Des chercheurs du Centre de Recherches Pétrographiques et Géochimiques (CRPG, CNRS et Université de Lorraine), en collaboration avec des chercheurs des États-Unis, d'Italie et du Royaume-Uni, ont utilisé les isotopes des gaz rares pour tenter de comprendre comment et quand la Terre aurait acquis ses éléments volatils, devenant ainsi la seule planète du système solaire présentant des conditions favorables au développement de la vie. Cette étude a été publiée dans le journal Proceedings of the National Academy of Science (U.S.A).

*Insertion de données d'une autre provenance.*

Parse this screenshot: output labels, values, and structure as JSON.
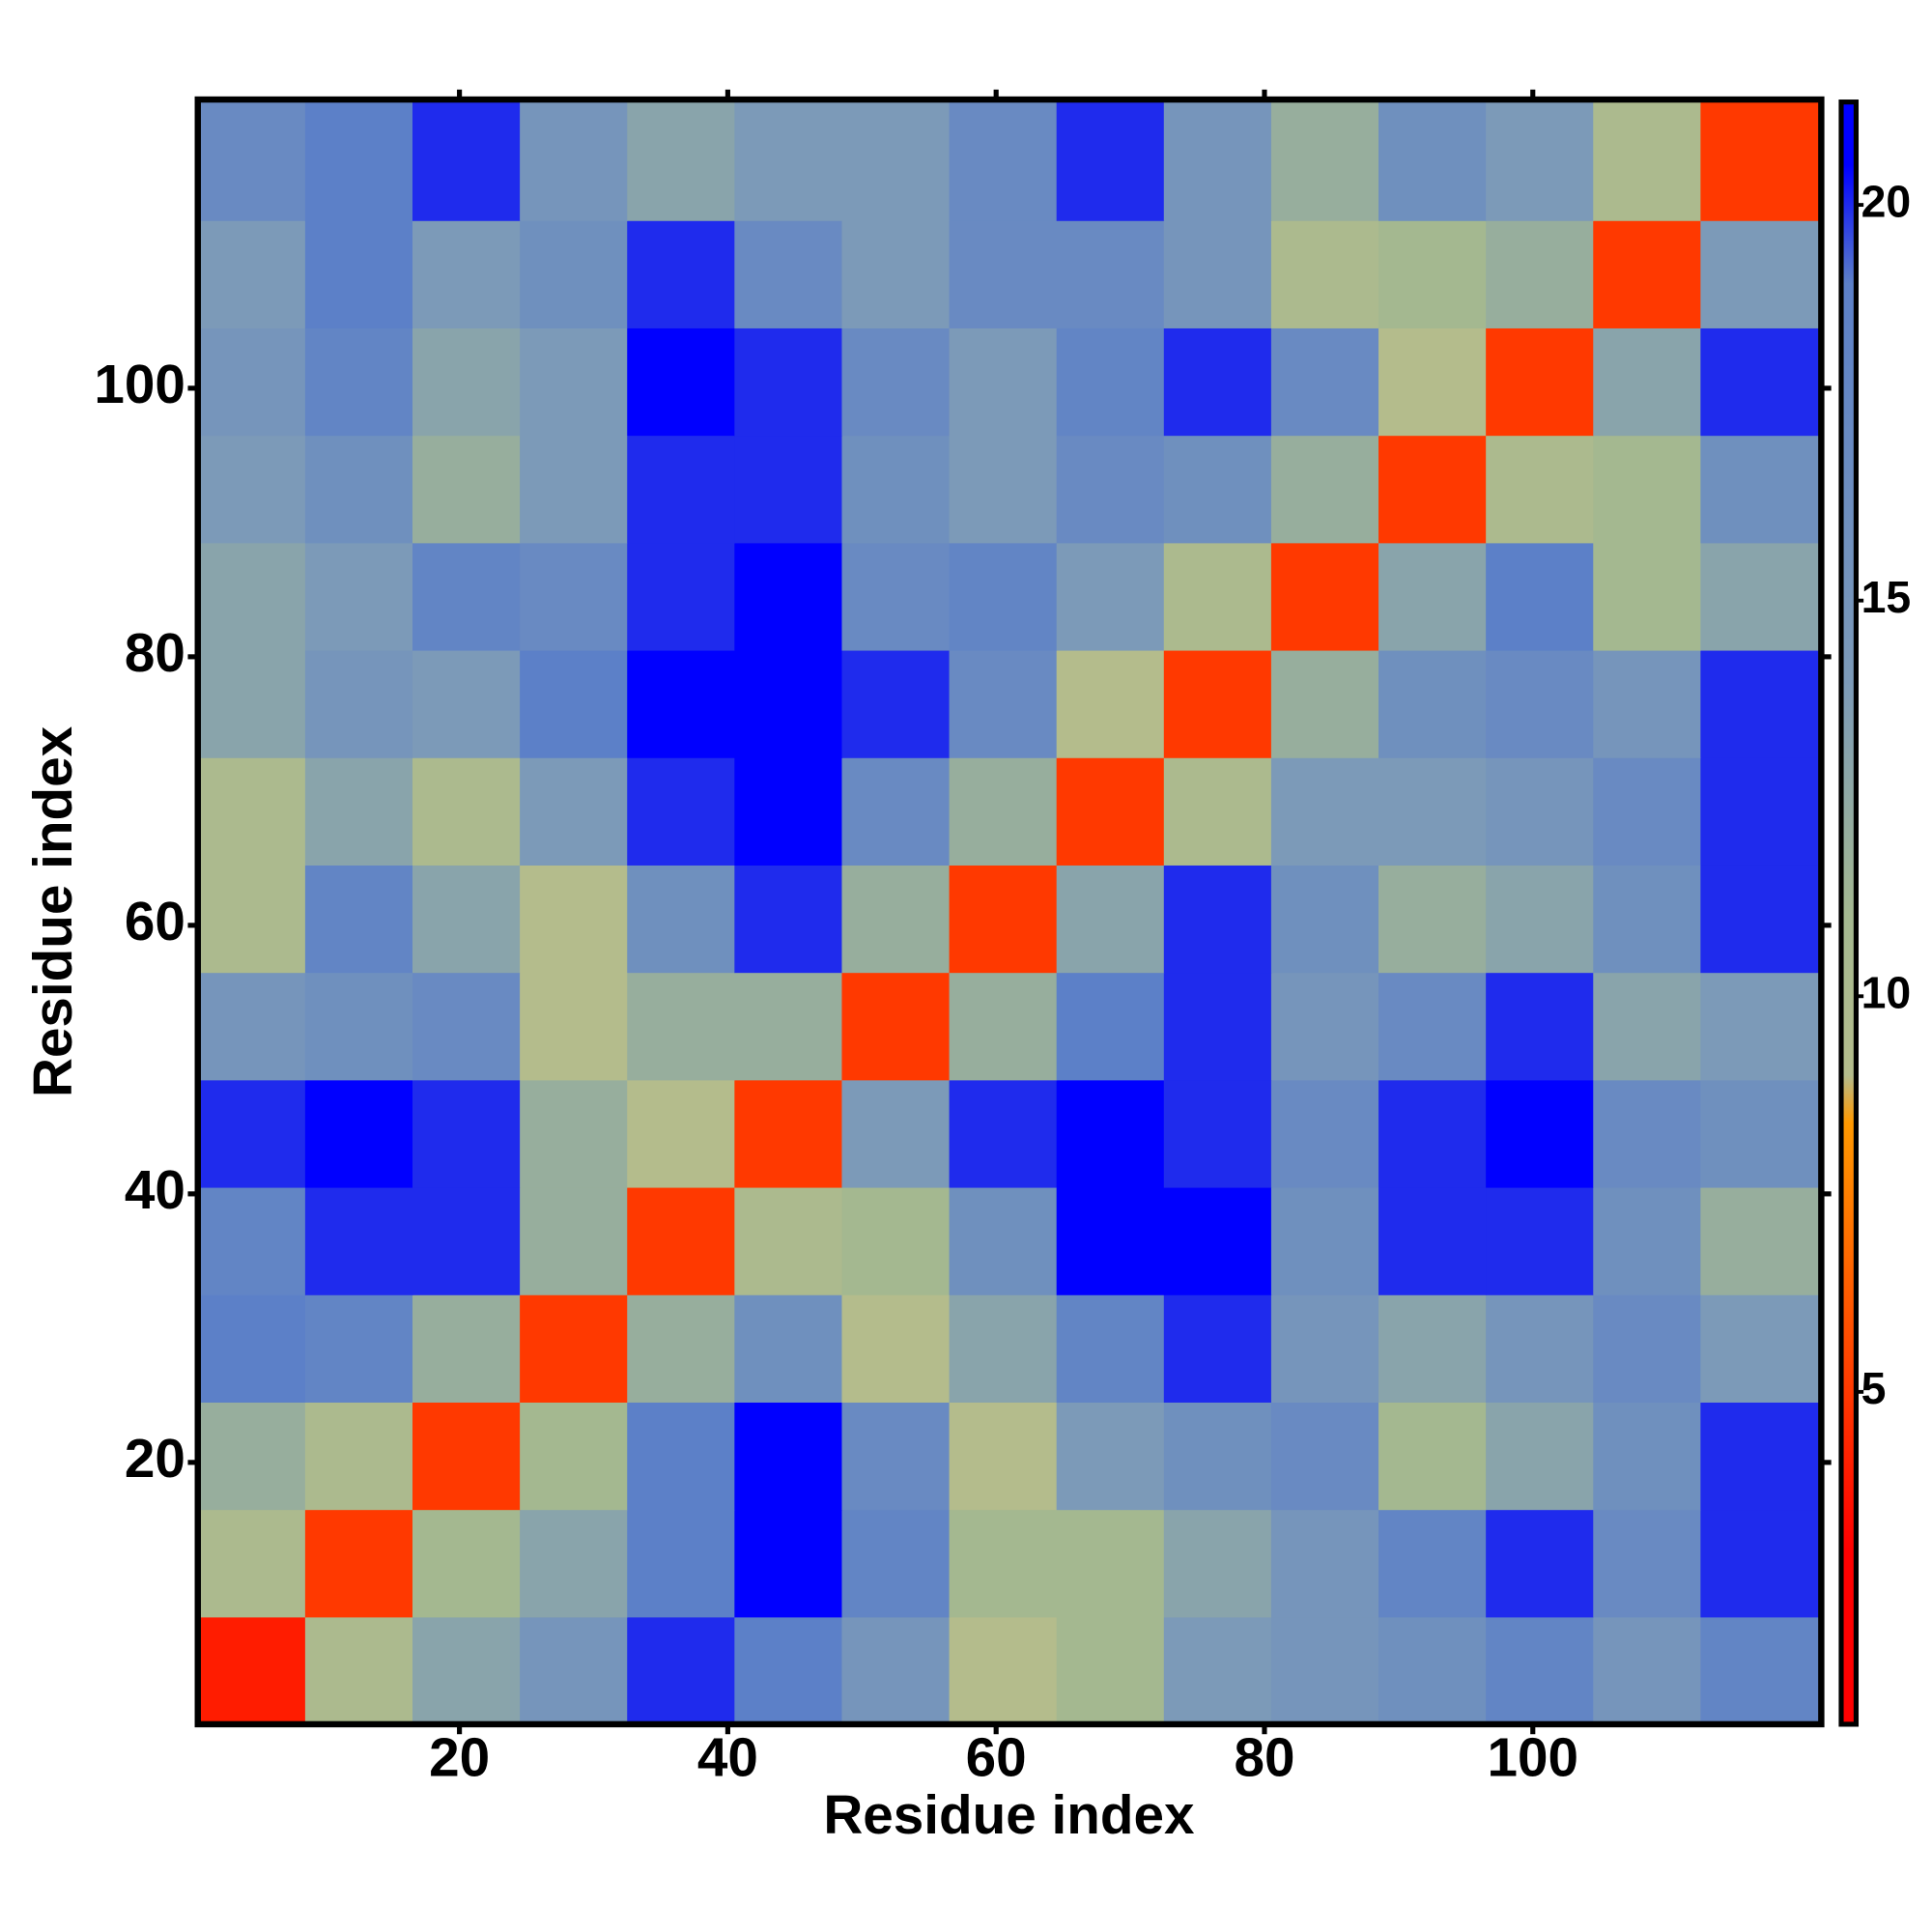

Le paradigme actuel selon lequel l'eau et les autres composés volatils nécessaires au vivant auraient été apportés à la Terre par des comètes et des astéroïdes riches en ces éléments, après l'étape principale de formation de la Terre, pourrait être réévalué. "Des indices concernant l'origine de l'atmosphère terrestre sont présents dans les gaz émanant des profondeurs de la Terre, et leur étude nous en apprend toujours davantage sur l'ensemble de processus ayant rendu notre planète habitable", argumente Michael Broadley, chercheur post-doctorant au CRPG et premier auteur de cette étude.

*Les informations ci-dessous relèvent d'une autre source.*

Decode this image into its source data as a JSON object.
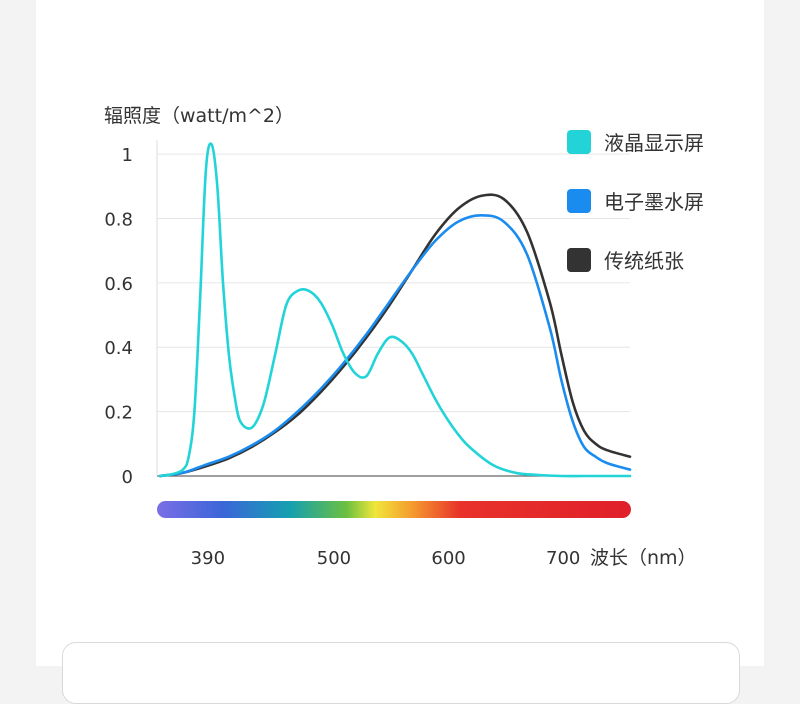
{
  "chart_data": {
    "type": "line",
    "title": "",
    "ylabel": "辐照度（watt/m^2）",
    "xlabel": "波长（nm）",
    "ylim": [
      0,
      1.05
    ],
    "xlim": [
      350,
      760
    ],
    "yticks": [
      "0",
      "0.2",
      "0.4",
      "0.6",
      "0.8",
      "1"
    ],
    "ytick_values": [
      0,
      0.2,
      0.4,
      0.6,
      0.8,
      1.0
    ],
    "xticks": [
      "390",
      "500",
      "600",
      "700"
    ],
    "xtick_values": [
      390,
      500,
      600,
      700
    ],
    "grid": "horizontal",
    "legend": "top-right",
    "spectrum_bar": true,
    "series": [
      {
        "name": "液晶显示屏",
        "color": "#22d3d8",
        "x": [
          350,
          360,
          370,
          375,
          380,
          385,
          390,
          395,
          400,
          405,
          410,
          415,
          420,
          430,
          440,
          450,
          460,
          470,
          480,
          490,
          500,
          510,
          520,
          530,
          540,
          550,
          560,
          570,
          580,
          590,
          600,
          610,
          620,
          640,
          660,
          680,
          700,
          720,
          740,
          760
        ],
        "y": [
          0.0,
          0.005,
          0.02,
          0.06,
          0.2,
          0.55,
          0.95,
          1.03,
          0.9,
          0.6,
          0.38,
          0.25,
          0.17,
          0.15,
          0.22,
          0.37,
          0.53,
          0.575,
          0.575,
          0.54,
          0.47,
          0.38,
          0.32,
          0.31,
          0.38,
          0.43,
          0.42,
          0.38,
          0.31,
          0.24,
          0.18,
          0.13,
          0.09,
          0.035,
          0.01,
          0.003,
          0.0,
          0.0,
          0.0,
          0.0
        ]
      },
      {
        "name": "电子墨水屏",
        "color": "#1a8cf0",
        "x": [
          350,
          370,
          390,
          410,
          430,
          450,
          470,
          490,
          510,
          530,
          550,
          570,
          590,
          610,
          630,
          650,
          670,
          690,
          700,
          710,
          720,
          730,
          740,
          760
        ],
        "y": [
          0.0,
          0.01,
          0.035,
          0.06,
          0.095,
          0.14,
          0.2,
          0.27,
          0.35,
          0.44,
          0.54,
          0.64,
          0.73,
          0.79,
          0.81,
          0.79,
          0.69,
          0.46,
          0.3,
          0.17,
          0.09,
          0.06,
          0.04,
          0.02
        ]
      },
      {
        "name": "传统纸张",
        "color": "#333333",
        "x": [
          350,
          370,
          390,
          410,
          430,
          450,
          470,
          490,
          510,
          530,
          550,
          570,
          590,
          610,
          630,
          650,
          670,
          690,
          700,
          710,
          720,
          730,
          740,
          760
        ],
        "y": [
          0.0,
          0.01,
          0.03,
          0.055,
          0.09,
          0.135,
          0.19,
          0.26,
          0.34,
          0.43,
          0.53,
          0.64,
          0.75,
          0.83,
          0.87,
          0.86,
          0.76,
          0.54,
          0.38,
          0.23,
          0.14,
          0.1,
          0.08,
          0.06
        ]
      }
    ]
  }
}
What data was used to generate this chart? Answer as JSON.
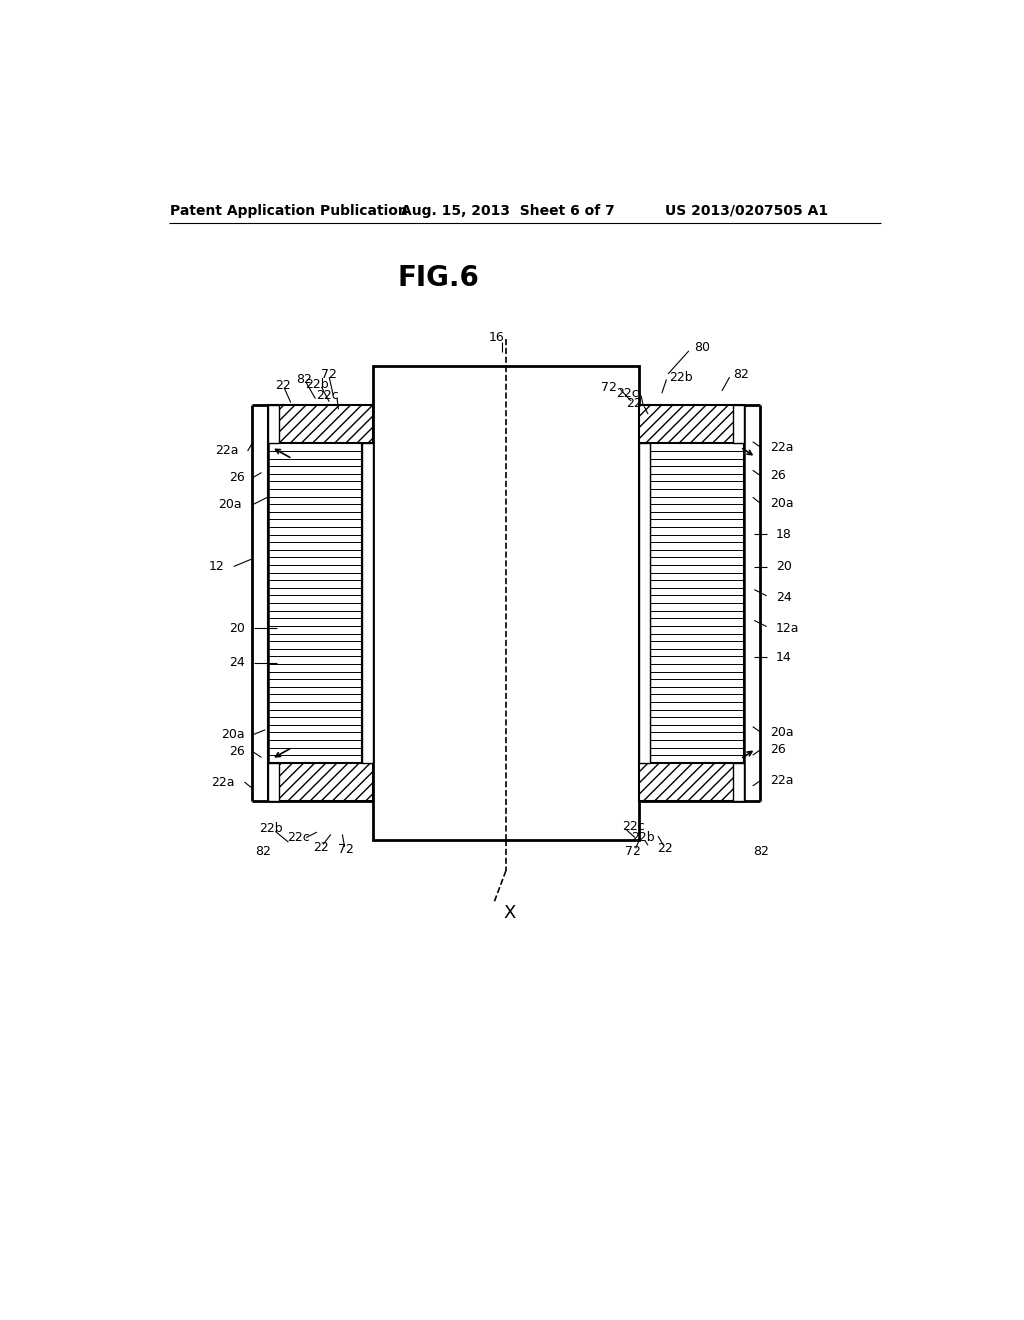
{
  "header_left": "Patent Application Publication",
  "header_mid": "Aug. 15, 2013  Sheet 6 of 7",
  "header_right": "US 2013/0207505 A1",
  "fig_title": "FIG.6",
  "bg_color": "#ffffff",
  "line_color": "#000000"
}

Vu de l'espace, il est aisé de comprendre pourquoi la Terre a été baptisée "la planète bleue". Avec des océans couvrant plus de 70% de sa surface et une atmosphère riche en carbone, hydrogène, azote et oxygène, la Terre semble avoir toujours fourni un environnement idéal pour que la vie se développe dans le Système Solaire. Et pourtant, la Terre n'a pas toujours ressemblé à ce qu'elle est devenue aujourd'hui. Lorsque notre planète s'est formée il y a 4.5 milliards d'années, le Système Solaire était bien plus chaotique qu'à présent. La Terre se serait formée par succession d'impacts violents entre des corps astéroïdaux de taille kilométrique, jusqu'à l'impact géant ayant formé la Lune, au cours duquel une planète de la taille de Mars nommée "Théia" serait rentré en collision avec la Terre jeune. De tels impacts auraient généré des quantités colossales d'énergie, pouvant fondre en partie ou la totalité de notre planète et induire la perte de ses éléments volatils, générant ainsi une Terre sèche et dépourvue des éléments chimiques nécessaires à l'émergence de la vie. La Terre aurait été réapprovisionnée en composés volatils après la formation de la Lune, via l'apport tardif de matériel extraterrestre riche en ces éléments, tels que les comètes ou les astéroïdes.
Les chercheurs ont utilisé des techniques d'échantillonnage et d'analyse de pointe afin de mesurer d'infimes quantités de gaz rares, tels que le krypton et le xénon, émises par le volcan de Yellowstone (Etats-Unis). " Les émissions volcaniques de Yellowstone puisent leur source dans un panache mantellique provenant du manteau profond, nous donnant ainsi accès aux régions les plus primitives de l'intérieur de la Terre", précise Dr. Peter Barry, chercheur à la Woods Hole Oceanographic Institution (Etats-Unis).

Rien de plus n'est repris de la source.